だったら、そこにはジュエリーのデザインが描かれていてもおかしくない。
「あはは、違うわよ。
いくら私でも、デザイナーの命ともいうべきものを、そんなところに置きっぱなしにしないわ」
「あ、そ、そうなんですか」
「これには、思いついたままを適当に描いてるの」
「へぇ、思いついたまま、か……」
いうなれば、そこにあるのは瞳子さんの心情ではないだろうか。
そう考えると、命というデザインブック以上に、大切なものに見えた。
「見てもいいわよ。どうぞ、ご自由に」
「え、でも」
「困るものはないから、といってもラフばっかりだけどね」
「あの、拝見させていただきます」
「どうぞ」
了承をいただき、スケッチブックを手に取った。
ラフというだけあり、鉛筆でサッサと描かれたものばかりがページを埋めていた。
部屋から見える風景だったり、鉢植えだったり、天井なんかまで描いてあって、それにちょっと笑った。
いったい、どういう姿勢で描いたんだろう。
「あ、これ」
ページの隅に描かれていた、やけに中途半端な十字架のイラスト。
バッテンで消されていたそれは、どこかで目にしたことがあるものに似ていた。
「ああ、それ? たまたまそこに描いちゃったけど、見ての通り気に入らなくて消したの」
「もしかして、アーちゃんが持ってるアクセサリって」
「気が付いた? 全部、うちの商品」
「貰い物って言ってました」
「新しいのができたら、毎回渡してるの」
アーちゃんは、アキラといるときには絶対に着けないわりに、結構な数のアクセサリを持っている。

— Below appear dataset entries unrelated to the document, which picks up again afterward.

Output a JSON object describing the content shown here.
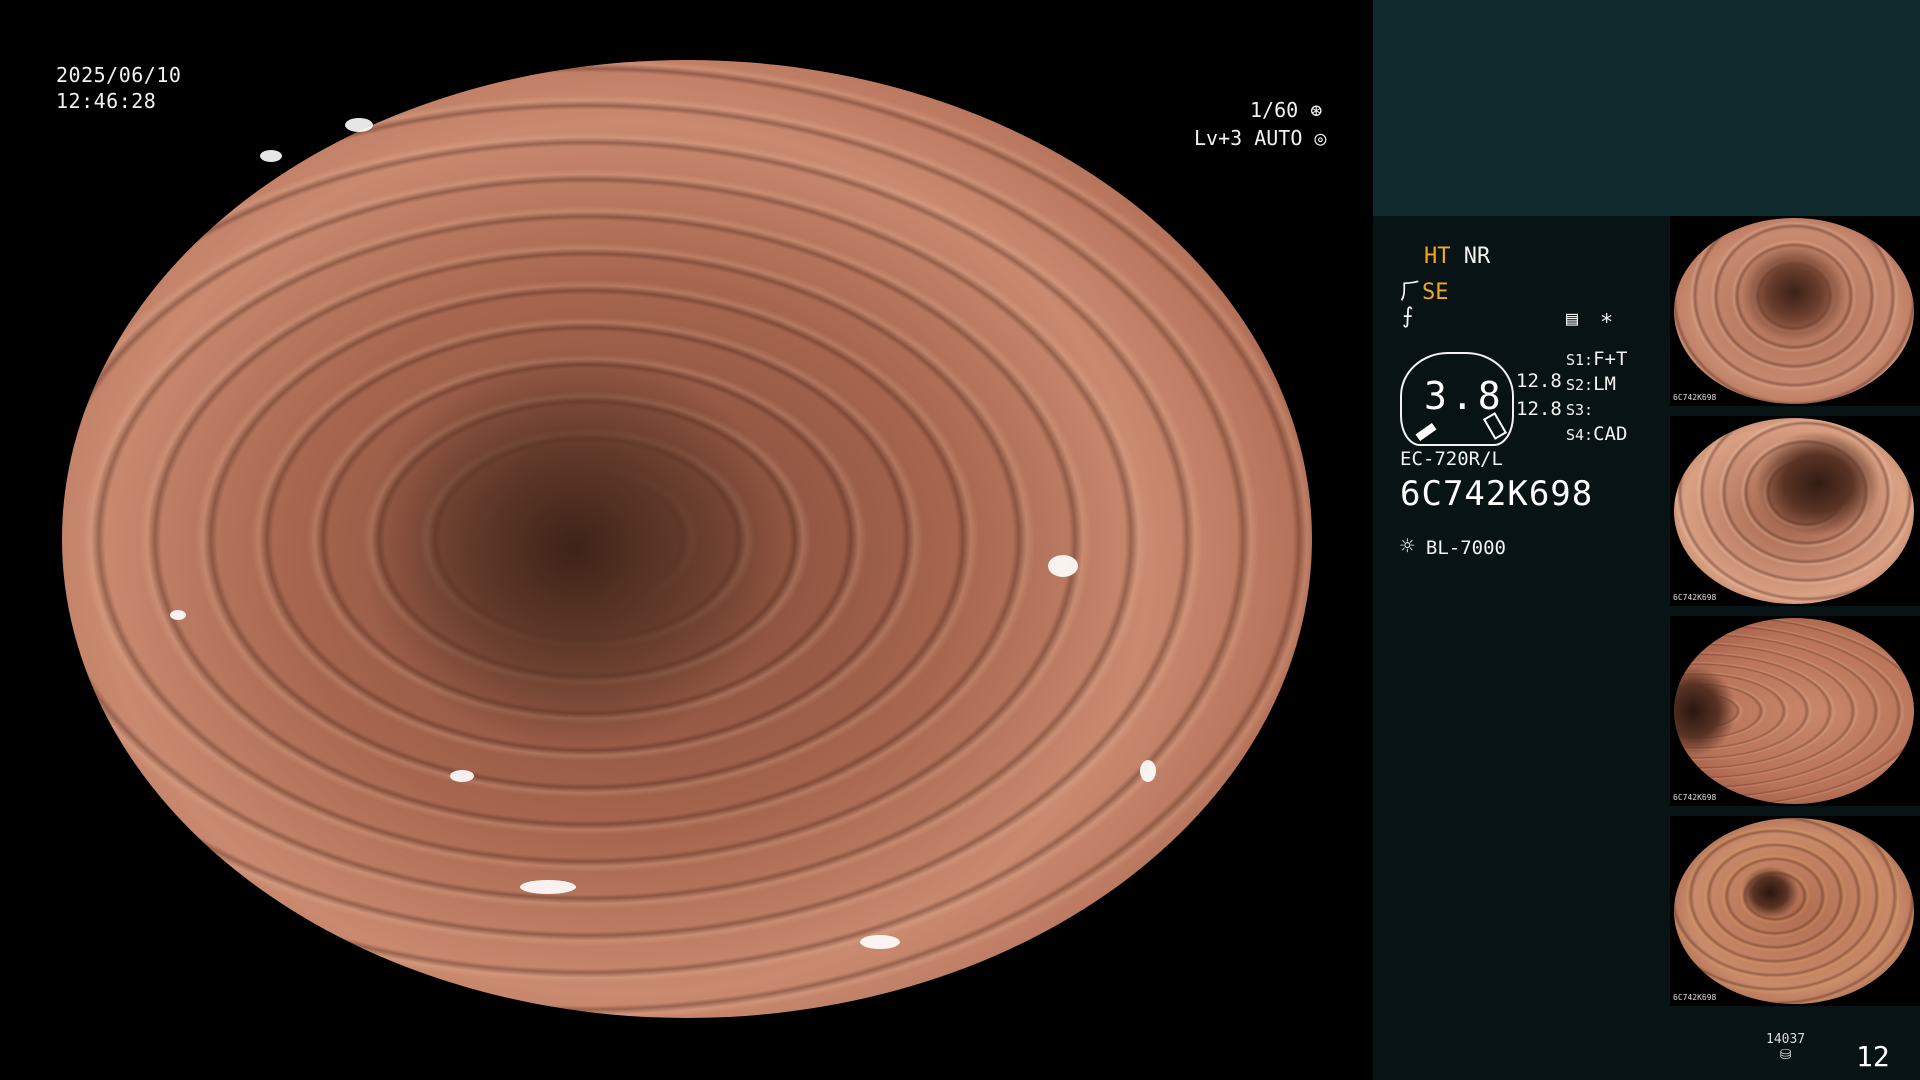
{
  "overlay": {
    "date": "2025/06/10",
    "time": "12:46:28",
    "shutter": "1/60",
    "shutter_icon": "aperture-icon",
    "level": "Lv+3 AUTO",
    "level_icon": "auto-exposure-icon"
  },
  "settings": {
    "ht": "HT",
    "nr": "NR",
    "se": "SE",
    "ht_color": "#f5a623",
    "se_color": "#f5a623"
  },
  "gauge": {
    "value": "3.8",
    "right_value_1": "12.8",
    "right_value_2": "12.8"
  },
  "switches": [
    {
      "key": "S1:",
      "value": "F+T"
    },
    {
      "key": "S2:",
      "value": "LM"
    },
    {
      "key": "S3:",
      "value": ""
    },
    {
      "key": "S4:",
      "value": "CAD"
    }
  ],
  "scope": {
    "model": "EC-720R/L",
    "serial": "6C742K698",
    "light_source": "BL-7000"
  },
  "thumbnails": [
    {
      "label_1": "6C742K698"
    },
    {
      "label_1": "6C742K698"
    },
    {
      "label_1": "6C742K698"
    },
    {
      "label_1": "6C742K698"
    }
  ],
  "footer": {
    "count": "14037",
    "page": "12"
  },
  "colors": {
    "panel_top": "#0e2a2c",
    "panel": "#071314",
    "accent": "#f5a623"
  }
}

それら全部が瞳子さんからの貰い物だとすれば、相当な額になるんじゃないだろうか。
こ、これが、援助交際ってやつ?
でも、お金を貰ってるわけじゃないから、違うのかな?
「み、貢いでるってことですか?」
勇気を出して聞いてみたら、ポカンとした瞳子さんと目が合った。
そして間を置いて、瞳子さんが全身を使って笑い出した。
「ボクちゃんおもしろすぎ! セックスの話題は苦手なくせに、そういうことはズバズバ切り込むとか」
「だ、だって、気になったから……」
ヒーヒーと涙まで流す瞳子さんに、化粧はげますよと胸中でだけ忠告してあげました。